“WRITING Gone WRONG
Lydia Pasternak is in therapy. She’s fifteen and her football hero, popular, older brother has gone missing. He just suddenly, mysteriously vanished. Lydia has twenty-eight therapy sessions and nothing happens. Nothing! Twenty-eight sessions. Why did the author, Miriah Gershow, bother to include “therapy” in her novel, “The Local News” (2009) at all? Because Gershow thought a 15 year old girl would probably need therapy after such an event? Something must have happened, for better or worse in twenty-eight sessions. At least some insight into why nothing happened, yes?
Lydia’s parents both go missing, too—psychologically and emotionally. Lydia is left to fend for herself (Except she is in therapy.) And nothing happens. She does not become violet. She does not become sexually promiscuous. She does not abuse drugs or alcohol, drop out of school or become suicidal. She does become infatuated with the private detective hired to find her brother … and nothing happens. She does develop an eye infection … and nothing happens. She does, at one point, attach herself to the foreign-exchange student … and nothing happens. That is pretty much the whole of the story—nothing happens. We, as reader learn nothing. Oh, we do learn what happened to the brother … but not really.

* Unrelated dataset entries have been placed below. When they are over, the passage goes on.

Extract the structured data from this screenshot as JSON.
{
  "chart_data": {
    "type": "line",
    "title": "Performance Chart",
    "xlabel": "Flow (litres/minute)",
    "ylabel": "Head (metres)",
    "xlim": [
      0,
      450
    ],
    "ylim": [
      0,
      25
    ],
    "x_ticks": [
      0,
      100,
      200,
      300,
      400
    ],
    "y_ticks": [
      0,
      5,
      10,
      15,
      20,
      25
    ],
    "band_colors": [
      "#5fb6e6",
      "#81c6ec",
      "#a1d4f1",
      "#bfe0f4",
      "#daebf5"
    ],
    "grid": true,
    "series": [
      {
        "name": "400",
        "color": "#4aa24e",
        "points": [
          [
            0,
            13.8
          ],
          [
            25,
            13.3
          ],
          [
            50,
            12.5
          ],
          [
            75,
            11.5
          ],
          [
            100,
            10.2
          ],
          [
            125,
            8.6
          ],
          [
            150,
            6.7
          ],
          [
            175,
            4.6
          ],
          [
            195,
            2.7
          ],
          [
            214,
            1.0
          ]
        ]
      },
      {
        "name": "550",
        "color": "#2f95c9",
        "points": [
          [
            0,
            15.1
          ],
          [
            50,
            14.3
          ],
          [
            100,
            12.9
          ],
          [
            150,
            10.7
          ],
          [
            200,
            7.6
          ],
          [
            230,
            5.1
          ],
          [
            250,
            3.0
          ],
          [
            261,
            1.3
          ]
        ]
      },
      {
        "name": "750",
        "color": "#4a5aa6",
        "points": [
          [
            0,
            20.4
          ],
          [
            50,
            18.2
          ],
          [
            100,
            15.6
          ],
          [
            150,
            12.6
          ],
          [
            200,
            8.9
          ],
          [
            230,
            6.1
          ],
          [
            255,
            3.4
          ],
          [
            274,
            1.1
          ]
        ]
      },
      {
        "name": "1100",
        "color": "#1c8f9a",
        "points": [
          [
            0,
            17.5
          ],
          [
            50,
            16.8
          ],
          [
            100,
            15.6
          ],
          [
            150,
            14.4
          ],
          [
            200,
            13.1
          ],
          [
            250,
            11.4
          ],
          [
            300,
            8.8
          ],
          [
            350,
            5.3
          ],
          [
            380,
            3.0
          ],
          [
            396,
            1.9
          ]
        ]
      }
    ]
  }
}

There is never any “why” here. Not even a clue as to why the author put events into the story. A whim? Filler? Why tell the story at all? You can, however, open the book to any page, read it, and think—good writing. Gershow can put words on paper that paint a good picture, mainly of a nerdy teen-age girl. But there is no story here. No character development, no issue explored, no question asked and answered.
Seeking answers, I googled Miriam Gershow. It so happens she is a creative writing professor at the University of Oregon, and this is her first novel. Her picture suggests she was a nerdy high schooler; but this is not auto-biographical, she discloses in an interview. She made the story up. (Aside to the professor: Write what you know, or at least do some research.) Again, Gershow does do good work when it comes showing what it is like to be an intellectual, nerdy teen-aged girl. But that’s it. And she is teaching creative writing at a major university! Not English composition, creative writing!
One of the hits on Google was a student evaluation questionnaire. A not uncommon comment was “Worst teacher ever,” or something similar. A common comment was that if you showed up for class and handed in assignments, you got a C grade. This at university, which is supposed to be where the unaverage come to learn. What the f__k is going on?
I looked at the first six pages of Google on Gershow, sixty sites, and most were book reviews … and the reviews were very favorable, flattering in fact. Rave reviews. Something is wrong here. This is not good writing—writing that goes nowhere. I cannot recommend this book, especially to those wanting to learn about writing, which is the least a good book should do.
”
Mark J wrote this review Tuesday, November 17 2009.